Just imagine how attentive politicians would be to “the people’s business” if they faced personal liability to the voters for financial losses resulting from “doing nothing” or “going too far”?
In America, once someone wins an election to public office, the only thing they really have to worry about is getting re-elected. For those selected to serve in Washington DC or state capitals, accountability and political reckoning come only through the result of the next plebiscite. Presidents can pursue their own initiatives and legislatures can opt to do nothing.
Winning the election to your HOA’s Board of Directors is no such animal. Under California law, however, HOA Boards are obligated to take appropriate affirmative action on behalf of the Association and its membership, and can trigger significant legal and financial liabilities for themselves and their Associations by either failing to act or by taking actions beyond their limited authority as directors.
The governance of an HOA is not simply a matter of winning an election and proceeding with a self-perceived “mandate” until the next election. Many Associations have learned the painful lesson that California courts can and will carefully examine a Board’s decisions and actions to determine whether they are authorized by the CC&Rs and whether CC&R mandated decision-making procedures were followed. Only then will a California court grant “judicial deference” to the actions or decisions of an HOA Board of Directors.
The touchstone of legitimacy for HOA Board actions is always the CC&Rs. Courts will not second-guess any decision that the CC&Rs specifically authorize the Board to undertake, but will generally give no deference at all to a Board’s interpretation of the CC&Rs themselves. Thus, if there is any prospect of controversy, the prudent HOA Board will consult with its counsel to ensure that a contemplated action or decision is a matter upon which the CC&Rs has granted the Board such authority. If a Board is subsequently found to have taken unauthorized actions that caused economic losses to an Association member, significant financial liability for the Association and the individual Board members may arise.
While the authority to act is the stepping off point for any HOA Board undertaking, the process by which the decision itself is reached will also impact whether it is entitled to judicial deference. Simply stated, if the CC&Rs specify a process, procedure, timeline or sequence of actions that a Board must take, the failure to strictly follow that process will delegitimize the resulting decision.
HOA Boards also should understand that only Board decisions are subject to protection through judicial deference. If the Board specifically delegates a decision to its property manager, that decision is not protected because it was not a decision or action by the Board itself. This can be a significant source of risk when managers are delegated maintenance responsibilities.
The fairness and reasonableness of the decision-making process also will be considered by a court in deciding whether to afford judicial deference. The requirement of fairness permits judicial invalidation of decisions that are discriminatory or biased, including decisions by Board members with conflicts of interest in the subject matter. The requirement of reasonableness allows judicial invalidation of summary decisions that are not made with due inquiry and full consideration of the issues or circumstances. HOA Boards should be particularly careful to avoid what might be viewed as “knee-jerk” denials of membership-driven requests.

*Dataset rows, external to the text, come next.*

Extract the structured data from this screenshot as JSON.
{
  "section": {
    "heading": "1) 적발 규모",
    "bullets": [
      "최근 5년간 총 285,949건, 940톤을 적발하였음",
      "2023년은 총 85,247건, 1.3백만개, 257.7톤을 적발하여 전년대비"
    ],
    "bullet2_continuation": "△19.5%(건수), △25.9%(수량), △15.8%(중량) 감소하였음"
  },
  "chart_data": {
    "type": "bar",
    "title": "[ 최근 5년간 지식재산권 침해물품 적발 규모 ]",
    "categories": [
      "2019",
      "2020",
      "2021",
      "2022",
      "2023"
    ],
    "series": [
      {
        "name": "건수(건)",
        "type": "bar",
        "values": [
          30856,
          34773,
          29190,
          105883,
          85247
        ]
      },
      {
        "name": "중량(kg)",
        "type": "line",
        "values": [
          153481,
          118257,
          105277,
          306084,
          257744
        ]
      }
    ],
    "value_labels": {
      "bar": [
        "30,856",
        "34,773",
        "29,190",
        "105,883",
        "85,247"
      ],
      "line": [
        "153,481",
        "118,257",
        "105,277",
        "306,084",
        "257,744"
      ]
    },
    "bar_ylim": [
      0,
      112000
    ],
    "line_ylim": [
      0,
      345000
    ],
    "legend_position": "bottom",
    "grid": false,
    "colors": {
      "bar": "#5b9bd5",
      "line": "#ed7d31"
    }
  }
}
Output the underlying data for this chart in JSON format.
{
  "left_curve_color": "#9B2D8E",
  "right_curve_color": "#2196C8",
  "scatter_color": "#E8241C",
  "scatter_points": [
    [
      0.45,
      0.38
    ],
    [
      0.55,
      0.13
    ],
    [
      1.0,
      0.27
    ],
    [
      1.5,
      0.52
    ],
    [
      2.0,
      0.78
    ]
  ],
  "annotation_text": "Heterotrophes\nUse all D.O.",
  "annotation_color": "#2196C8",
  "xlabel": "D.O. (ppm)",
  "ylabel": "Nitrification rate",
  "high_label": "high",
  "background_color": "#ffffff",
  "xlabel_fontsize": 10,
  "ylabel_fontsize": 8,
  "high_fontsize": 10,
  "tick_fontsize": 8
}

Finally, in these difficult economic times, it is important that Board decisions to “take no action” also be made only with due inquiry and fair consideration to ensure that they survive subsequent legal challenge. If non-action is determined to be in the best interests of the membership in light of all available options, the basis of that conclusion should be well documented in the Association records. The worst things an HOA Board can do is ignore a problem or continually put off making a hard decision.
Yes, yes, we see that sort of thing from our elected politicians all the time. But HOA Boards have no such option to do nothing, and that is why your Homeowner Associations keep functioning, even without complete unanimity of purpose among the membership.
By Allison L. Andersen, Esq.
Northern California Managing Partner
Fenton, Grant, Mayfield, Kaneda & Litt
Thank you, Ms. Andersen, for a thoughtful reminder of how association boards should approach their duties. This blog posting was e-mailed to me from a California member. I happen to serve on a board in northern Nevada and am very involved with Community Associations Institute on the local, state and national level. We can always use a well considered update.